“The increasing popularity of consumption of caffeinated alcoholic beverages by college students and reports of potential health and safety issues necessitates that we look seriously at the scientific evidence as soon as possible.” — Dr. Joshua Sharfstein, Principal Deputy Commissioner of Food and Drugs, FD
What are caffeinated alcoholic beverages?
Caffeinated alcoholic beverages are alcoholic beverages to which the manufacturer has intentionally added caffeine and/or other stimulants that are metabolized as caffeine (e.g., guarana). An increasing number of companies are producing these beverages, with young people as the apparent marketing target. The reported prevalence of combined caffeine and alcohol use among U.S. college students is high as 28%.
What are the potential health concerns with caffeinated alcoholic beverages?
- Studies have shown that people who drink caffeinated alcoholic beverages drink larger quantities of alcohol.
- Caffeine can mask the negative effects of alcohol intoxication, increasing the chance that users will engage in potentially risky behaviors, such as drinking and driving, because they don’t feel that they are intoxicated.
- Users of caffeinated alcoholic beverages are also more likely to experience alcohol-related consequences, such as being taken advantage of or taking advantage of someone else sexually.
- Consuming these beverages may also be associated with adverse effects on heart rhythm, most likely in individuals with pre-existing cardiovascular conditions.
Is caffeine approved by the FDA for use in alcoholic beverages?
A food additive is presumed by the FDA to be unsafe unless its particular use has been approved by federal regulation or is Generally Recognized As Safe (GRAS) under the conditions of its intended use. The FDA has approved caffeine as GRAS for use only in non-alcoholic cola- type beverages at concentrations of no greater 0.02 percent. The FDA has not approved caffeine for use at any level in alcoholic beverages.
What is the FDA doing about this?
On November 13, 2009, the FDA issued a mandate to nearly 30 manufacturers* of caffeinated alcoholic beverages to produce within 30 days their rationale and supporting data concluding that their use of caffeine in an alcoholic beverage is either GRAS or prior sanctioned.** To be GRAS, the burden is on the manufacturers to show that 1) the use of caffeine is safe for use in alcoholic beverages based on publicly available scientific evidence and 2) there is a consensus among qualified experts regarding the safety of caffeine for this use. In their letter to manufacturers of caffeinated alcoholic beverages, the FDA states that, “If FDA determines that the use of caffeine in your alcoholic beverage is not GRAS or subject to a prior sanction, FDA will take appropriate action to ensure that this product is removed from the marketplace.”

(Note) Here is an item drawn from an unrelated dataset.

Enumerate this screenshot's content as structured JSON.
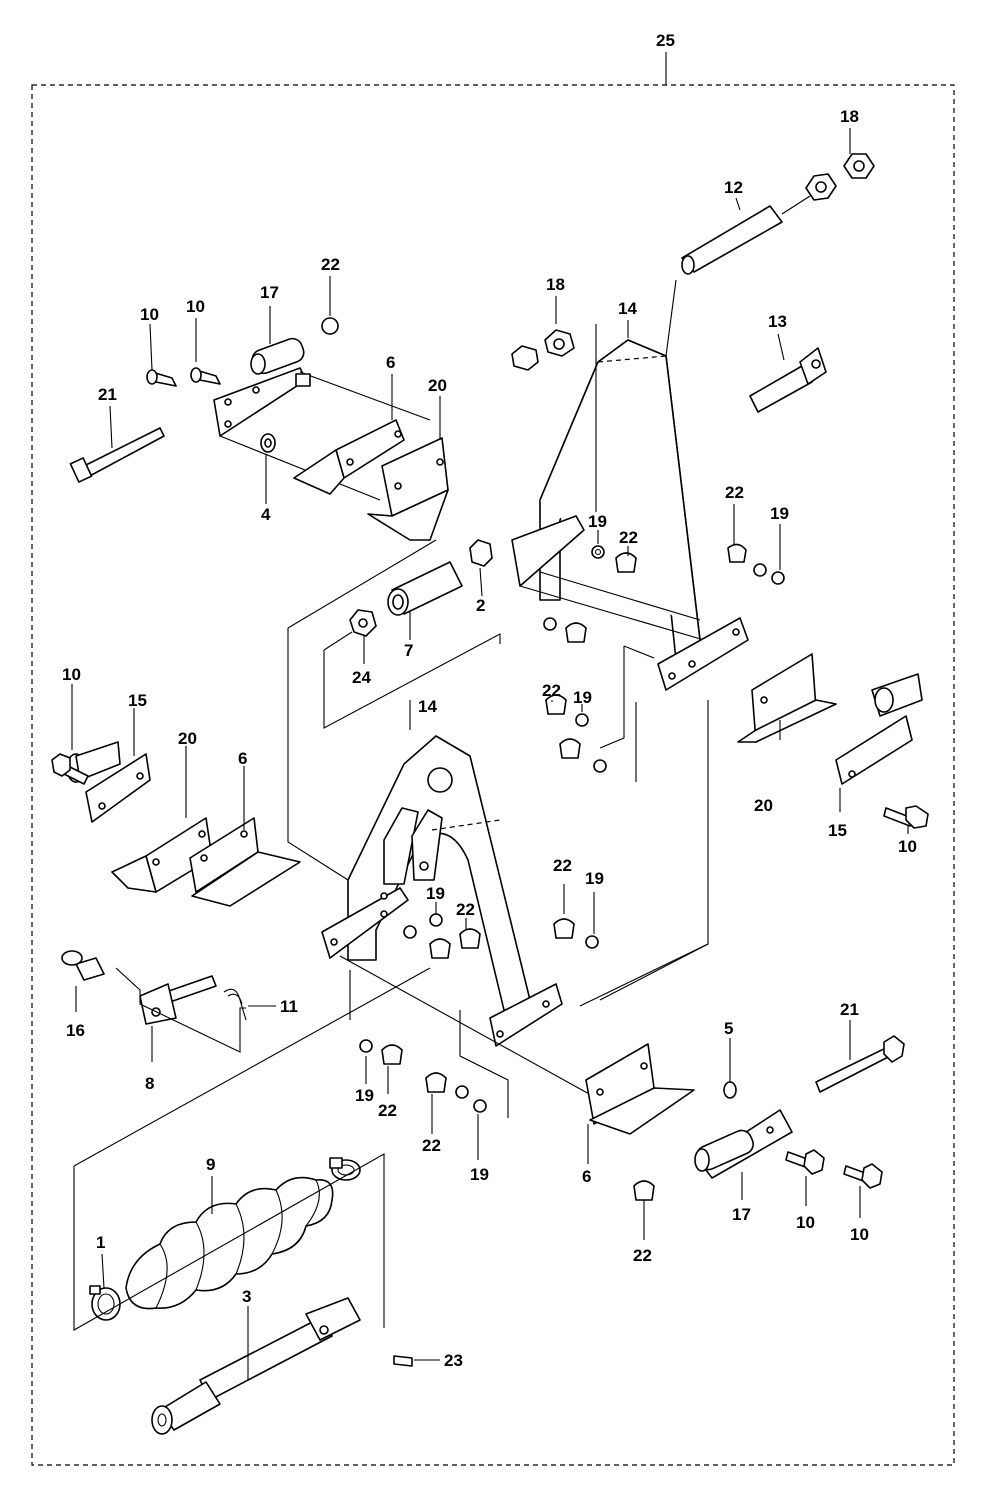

*In the past year, Anheuser-Busch and Miller agreed to discontinue their caffeinated alcoholic beverages and agreed to not produce any caffeinated alcoholic beverages in the future.
**A substance is considered prior-sanctioned if its specific use in food was authorized by the FDA or the Department of Agriculture prior to September 6, 1958.
SOURCES: Adapted by CESAR from the following documents available on the FDA website at http://www.fda.gov/Food/FoodIngredientsPackaging/ucm190366.htm: “FDA to Look Into Safety of Caffeinated Alcoholic Beverages; Agency Sends Letters to Nearly 30 Manufacturers,” FDA Press Release, 11/13/09; FDA, Questions & Answers on Caffeine in Alcoholic Beverages, 2009; CAB Letter to FDA from Attorneys General, 9/25/09; CAB Letter to FDA from Scientists, 9/21/09.